Inducements, the final frontier

Hospitality is not a dirty word yet the FCA currently seems to be intent on making it one.

In response to its 2015 thematic review on inducements, the regulator has warned that financial advisers who accept invitations to sporting events, concerts or social events from product providers may be breaking conflict of interest rules.

It reckons those accepting invitations for events that “did not appear capable of enhancing the quality of service to clients”, were, “not conducive to business discussions” and any dialogue with advisers, “could better take place without these activities”.

I have not been an adviser for over 10 years, but there are a number of factors that trouble me with this latest ‘guidance’.

Financial services firms provide significant support for big ticket events in the sporting world and beyond, regularly inviting people from across the value chain as part of this.

Take, for example, the mix of journalists, customers and suppliers who attend the Aegon Championships each year. These tickets are automatically included as part of the overall price of the sponsorship package but, in reality, if the firm is unable to allocate them as they see fit then the tickets will quite simply go to waste.
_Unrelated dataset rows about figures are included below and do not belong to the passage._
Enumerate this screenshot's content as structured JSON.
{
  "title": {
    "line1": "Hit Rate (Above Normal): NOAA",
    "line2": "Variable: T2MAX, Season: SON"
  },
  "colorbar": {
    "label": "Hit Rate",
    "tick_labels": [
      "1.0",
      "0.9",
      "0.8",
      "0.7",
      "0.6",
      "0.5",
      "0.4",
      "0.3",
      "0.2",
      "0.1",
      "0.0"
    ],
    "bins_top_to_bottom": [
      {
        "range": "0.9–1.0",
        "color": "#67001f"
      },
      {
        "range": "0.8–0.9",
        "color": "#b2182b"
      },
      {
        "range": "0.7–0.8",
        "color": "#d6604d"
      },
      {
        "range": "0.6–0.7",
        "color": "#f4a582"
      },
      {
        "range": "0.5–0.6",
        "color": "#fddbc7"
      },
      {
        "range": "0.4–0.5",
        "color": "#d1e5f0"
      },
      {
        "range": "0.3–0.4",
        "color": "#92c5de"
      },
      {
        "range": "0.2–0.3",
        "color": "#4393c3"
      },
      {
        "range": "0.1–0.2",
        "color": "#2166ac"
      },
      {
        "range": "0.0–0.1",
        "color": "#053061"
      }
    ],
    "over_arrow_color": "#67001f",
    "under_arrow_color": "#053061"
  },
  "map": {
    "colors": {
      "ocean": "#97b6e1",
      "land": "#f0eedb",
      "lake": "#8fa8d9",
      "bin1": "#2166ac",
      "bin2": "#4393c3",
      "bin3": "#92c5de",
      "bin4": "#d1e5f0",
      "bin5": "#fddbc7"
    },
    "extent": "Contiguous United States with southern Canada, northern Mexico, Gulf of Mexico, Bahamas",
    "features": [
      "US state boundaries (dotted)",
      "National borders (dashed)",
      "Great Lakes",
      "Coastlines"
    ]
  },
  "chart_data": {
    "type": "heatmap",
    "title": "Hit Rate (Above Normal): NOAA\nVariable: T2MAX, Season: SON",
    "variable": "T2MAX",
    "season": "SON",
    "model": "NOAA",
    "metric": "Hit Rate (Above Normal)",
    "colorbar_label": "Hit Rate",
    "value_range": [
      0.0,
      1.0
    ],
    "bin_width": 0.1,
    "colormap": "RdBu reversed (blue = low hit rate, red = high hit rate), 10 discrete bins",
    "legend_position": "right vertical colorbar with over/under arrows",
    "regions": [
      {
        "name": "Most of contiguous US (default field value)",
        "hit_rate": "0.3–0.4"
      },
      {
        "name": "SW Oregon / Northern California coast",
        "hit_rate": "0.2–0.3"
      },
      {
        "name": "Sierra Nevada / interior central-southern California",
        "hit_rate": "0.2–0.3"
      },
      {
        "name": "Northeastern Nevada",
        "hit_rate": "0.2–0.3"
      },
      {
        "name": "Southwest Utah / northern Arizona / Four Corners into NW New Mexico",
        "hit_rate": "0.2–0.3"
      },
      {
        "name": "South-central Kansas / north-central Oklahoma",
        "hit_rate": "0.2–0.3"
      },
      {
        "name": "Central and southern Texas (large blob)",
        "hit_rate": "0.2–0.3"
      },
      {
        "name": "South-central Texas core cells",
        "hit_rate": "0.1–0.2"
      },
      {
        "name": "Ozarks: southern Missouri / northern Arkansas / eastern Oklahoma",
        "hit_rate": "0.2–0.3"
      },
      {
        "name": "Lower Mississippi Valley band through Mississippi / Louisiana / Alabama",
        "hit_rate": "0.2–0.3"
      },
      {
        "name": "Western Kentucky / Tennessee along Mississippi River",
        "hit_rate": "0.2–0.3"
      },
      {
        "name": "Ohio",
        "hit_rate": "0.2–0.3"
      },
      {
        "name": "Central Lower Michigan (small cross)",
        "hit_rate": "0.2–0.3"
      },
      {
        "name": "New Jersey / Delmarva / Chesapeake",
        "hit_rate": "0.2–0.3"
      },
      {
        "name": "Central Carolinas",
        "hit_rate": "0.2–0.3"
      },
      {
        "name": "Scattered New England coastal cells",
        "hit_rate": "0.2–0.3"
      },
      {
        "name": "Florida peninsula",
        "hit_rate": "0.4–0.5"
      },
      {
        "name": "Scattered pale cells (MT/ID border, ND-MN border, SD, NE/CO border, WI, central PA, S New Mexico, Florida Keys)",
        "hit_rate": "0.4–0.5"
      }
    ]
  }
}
Moreover, many financial services companies are committed to supporting an event for years but if FCA rules mean many of the people who carry out business with the sponsor are no longer able to attend, then part of that sponsorship value has arguably been diluted.

Yet the money paid cannot be refunded to reflect that fact. Not just a deterrent for sponsors, this also has the potential to damage some sporting events in particular, as many would simply not survive without the support provided by the financial services sector.

If hospitality is becoming a no-go area for advisers, it may also be worth reflecting again on the hospitality and gifts that have been lavished upon the Chairman and Executive Members of the FCA.

In the interest of fairness, it should be acknowledged current FCA rules state any gift with a value of £30 or more must be declared and surrendered so it can be used within the FCA or charitably disposed of.

Records from April 2013 onwards show gifts and hospitality summaries, including items such as an Aspinall black leather document case, private art exhibition viewings and, perhaps the most unusual, a glass box containing a silver ship from the Indonesian Financial Services Authority – all without exact costs detailed.

There are also enough lunches and dinners to drastically reduce the grocery and wine bills of many senior figures of the FA. Surely all of this raises the question of whether the FCA’s own rule should apply here, that any vital dialogue with the above, “could better take place without these activities”?